The frozen chicken thingie outbreaks are starting to matter. Like these two in 2015.Barber-Foods-stuffed-chicken-breasts

In an effort to ensure safe eating experiences and address potential consumer confusion, the National Chicken Council (NCC) has petitioned the US Department of Agriculture’s Food Safety and Inspection Service (FSIS) for mandatory labelling of raw, stuffed chicken products that may appear cooked and ready-to-eat.

Specifically, NCC is requesting that the agency take the following actions:

Conduct a rulemaking to adopt a regulation requiring that not-ready-to-eat stuffed chicken breast products that appear ready-to-eat be prominently and uniformly labelled to clearly inform consumers that the products are raw and how to properly handle and cook them; and

Publish a Compliance Guideline explaining how to validate cooking instructions for not-ready-to-eat stuffed chicken breast products that appear ready-to-eat, which incorporates NCC’s “Best Practices for Cooking Instruction Validation for Frozen NRTE Stuffed Chicken Breast Products.”

“NCC increasingly is aware that some consumers may be uncertain of the proper handling and cooking methods for not-ready-to-eat stuffed chicken breast products that may appear ready-to-eat, and the proposed measures are necessary to ensure proper handling and cooking of these products,” said NCC President Mike Brown in the petition.

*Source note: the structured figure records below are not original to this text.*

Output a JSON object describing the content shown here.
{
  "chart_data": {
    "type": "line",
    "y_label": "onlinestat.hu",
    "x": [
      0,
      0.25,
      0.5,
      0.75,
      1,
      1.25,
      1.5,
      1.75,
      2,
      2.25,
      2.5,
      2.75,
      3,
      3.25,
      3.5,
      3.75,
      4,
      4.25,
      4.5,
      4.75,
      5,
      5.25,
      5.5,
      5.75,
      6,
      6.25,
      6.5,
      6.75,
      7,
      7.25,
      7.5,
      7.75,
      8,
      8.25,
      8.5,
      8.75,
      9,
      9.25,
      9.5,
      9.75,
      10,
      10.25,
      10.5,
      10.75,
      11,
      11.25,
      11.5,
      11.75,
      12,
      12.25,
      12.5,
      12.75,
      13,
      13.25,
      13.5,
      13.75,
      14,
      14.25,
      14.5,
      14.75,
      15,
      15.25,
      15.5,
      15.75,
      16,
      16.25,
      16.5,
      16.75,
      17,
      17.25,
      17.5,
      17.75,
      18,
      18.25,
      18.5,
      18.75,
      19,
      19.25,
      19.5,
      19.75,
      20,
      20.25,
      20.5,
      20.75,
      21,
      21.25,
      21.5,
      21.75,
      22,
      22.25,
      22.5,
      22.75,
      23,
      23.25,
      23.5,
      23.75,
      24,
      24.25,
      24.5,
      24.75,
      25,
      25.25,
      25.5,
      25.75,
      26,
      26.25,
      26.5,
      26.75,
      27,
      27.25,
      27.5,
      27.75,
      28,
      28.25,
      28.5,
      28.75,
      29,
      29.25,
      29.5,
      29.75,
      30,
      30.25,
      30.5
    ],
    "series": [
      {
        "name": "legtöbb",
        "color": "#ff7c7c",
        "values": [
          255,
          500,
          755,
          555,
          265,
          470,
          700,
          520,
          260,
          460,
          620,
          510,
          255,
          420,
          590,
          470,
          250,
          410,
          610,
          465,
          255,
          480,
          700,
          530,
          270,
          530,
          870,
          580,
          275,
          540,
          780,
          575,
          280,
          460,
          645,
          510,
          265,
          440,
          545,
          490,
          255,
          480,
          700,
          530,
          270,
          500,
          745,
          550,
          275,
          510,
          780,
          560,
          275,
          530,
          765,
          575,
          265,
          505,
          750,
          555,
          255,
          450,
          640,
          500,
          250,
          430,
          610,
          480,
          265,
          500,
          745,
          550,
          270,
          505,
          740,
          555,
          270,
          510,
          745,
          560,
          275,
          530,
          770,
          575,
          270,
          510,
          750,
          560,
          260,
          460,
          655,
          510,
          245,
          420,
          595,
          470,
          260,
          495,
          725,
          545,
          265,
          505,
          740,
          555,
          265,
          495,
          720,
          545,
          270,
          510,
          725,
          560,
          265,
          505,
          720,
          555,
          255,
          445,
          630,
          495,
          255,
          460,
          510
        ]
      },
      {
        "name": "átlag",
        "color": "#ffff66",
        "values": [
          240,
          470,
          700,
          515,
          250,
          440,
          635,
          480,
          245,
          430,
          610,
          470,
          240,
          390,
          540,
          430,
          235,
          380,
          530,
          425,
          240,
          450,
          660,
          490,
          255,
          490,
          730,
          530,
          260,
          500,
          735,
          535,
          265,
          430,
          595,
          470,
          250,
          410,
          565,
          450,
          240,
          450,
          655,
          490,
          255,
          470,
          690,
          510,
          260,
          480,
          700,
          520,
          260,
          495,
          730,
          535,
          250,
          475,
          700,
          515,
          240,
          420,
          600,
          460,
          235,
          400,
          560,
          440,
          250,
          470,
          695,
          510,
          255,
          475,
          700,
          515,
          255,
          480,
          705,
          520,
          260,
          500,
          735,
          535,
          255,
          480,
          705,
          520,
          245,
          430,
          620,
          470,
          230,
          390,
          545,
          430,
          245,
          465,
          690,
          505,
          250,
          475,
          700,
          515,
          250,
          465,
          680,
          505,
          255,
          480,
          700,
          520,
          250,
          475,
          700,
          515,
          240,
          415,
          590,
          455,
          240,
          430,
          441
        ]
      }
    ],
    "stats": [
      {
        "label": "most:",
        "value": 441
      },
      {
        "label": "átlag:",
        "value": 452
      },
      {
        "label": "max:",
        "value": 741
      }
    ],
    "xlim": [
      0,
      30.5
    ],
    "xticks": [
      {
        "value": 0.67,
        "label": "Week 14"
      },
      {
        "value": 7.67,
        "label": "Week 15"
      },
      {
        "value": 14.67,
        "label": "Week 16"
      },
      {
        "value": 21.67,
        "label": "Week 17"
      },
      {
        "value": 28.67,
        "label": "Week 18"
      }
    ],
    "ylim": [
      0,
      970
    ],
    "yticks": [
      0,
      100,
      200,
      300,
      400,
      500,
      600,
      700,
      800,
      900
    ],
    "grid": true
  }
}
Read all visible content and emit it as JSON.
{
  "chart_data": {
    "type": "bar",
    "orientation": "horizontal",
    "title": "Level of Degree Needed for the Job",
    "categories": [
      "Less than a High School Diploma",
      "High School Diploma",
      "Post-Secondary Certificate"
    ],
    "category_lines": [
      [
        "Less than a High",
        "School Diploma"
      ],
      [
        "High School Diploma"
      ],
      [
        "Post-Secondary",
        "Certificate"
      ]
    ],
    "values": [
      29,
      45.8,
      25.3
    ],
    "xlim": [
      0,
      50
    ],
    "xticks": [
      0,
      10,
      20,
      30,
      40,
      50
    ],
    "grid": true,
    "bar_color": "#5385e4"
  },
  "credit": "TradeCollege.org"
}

“This labelling would clearly inform consumers that these products are raw and require proper cooking while providing specific and uniform instructions on how to cook the products.”

FSIS has had labeling guidance out for a while. Making it a rule will help with consistency of info but it’s not a magic bullet.

Oh, and this:

Self-reported and observed behavior of primary meal preparers and adolescents during preparation of frozen, uncooked, breaded chicken products
01.nov.09
British Food Journal, Vol 111, Issue 9, p 915-929
Sarah DeDonder, Casey J. Jacob, Brae V. Surgeoner, Benjamin Chapman, Randall Phebus, Douglas A. Powell
http://www.emeraldinsight.com/Insight/viewContentItem.do;jsessionid=6146E6AFABCC349C376B7E55A3866D4A?contentType=Article&contentId=1811820
Abstract:
Purpose – The purpose of the present study was to observe the preparation practices of both adult and young consumers using frozen, uncooked, breaded chicken products, which were previously involved in outbreaks linked to consumer mishandling. The study also sought to observe behaviors of adolescents as home food preparers. Finally, the study aimed to compare food handler behaviors with those prescribed on product labels.
Design/methodology/approach – The study sought, through video observation and self-report surveys, to determine if differences exist between consumers’ intent and actual behavior.
Findings – A survey study of consumer reactions to safe food-handling labels on raw meat and poultry products suggested that instructions for safe handling found on labels had only limited influence on consumer practices. The labels studied by these researchers were found on the packaging of chicken products examined in the current study alongside step-by-step cooking instructions. Observational techniques, as mentioned above, provide a different perception of consumer behaviors.
Originality/value – This paper finds areas that have not been studied in previous observational research and is an excellent addition to existing literature.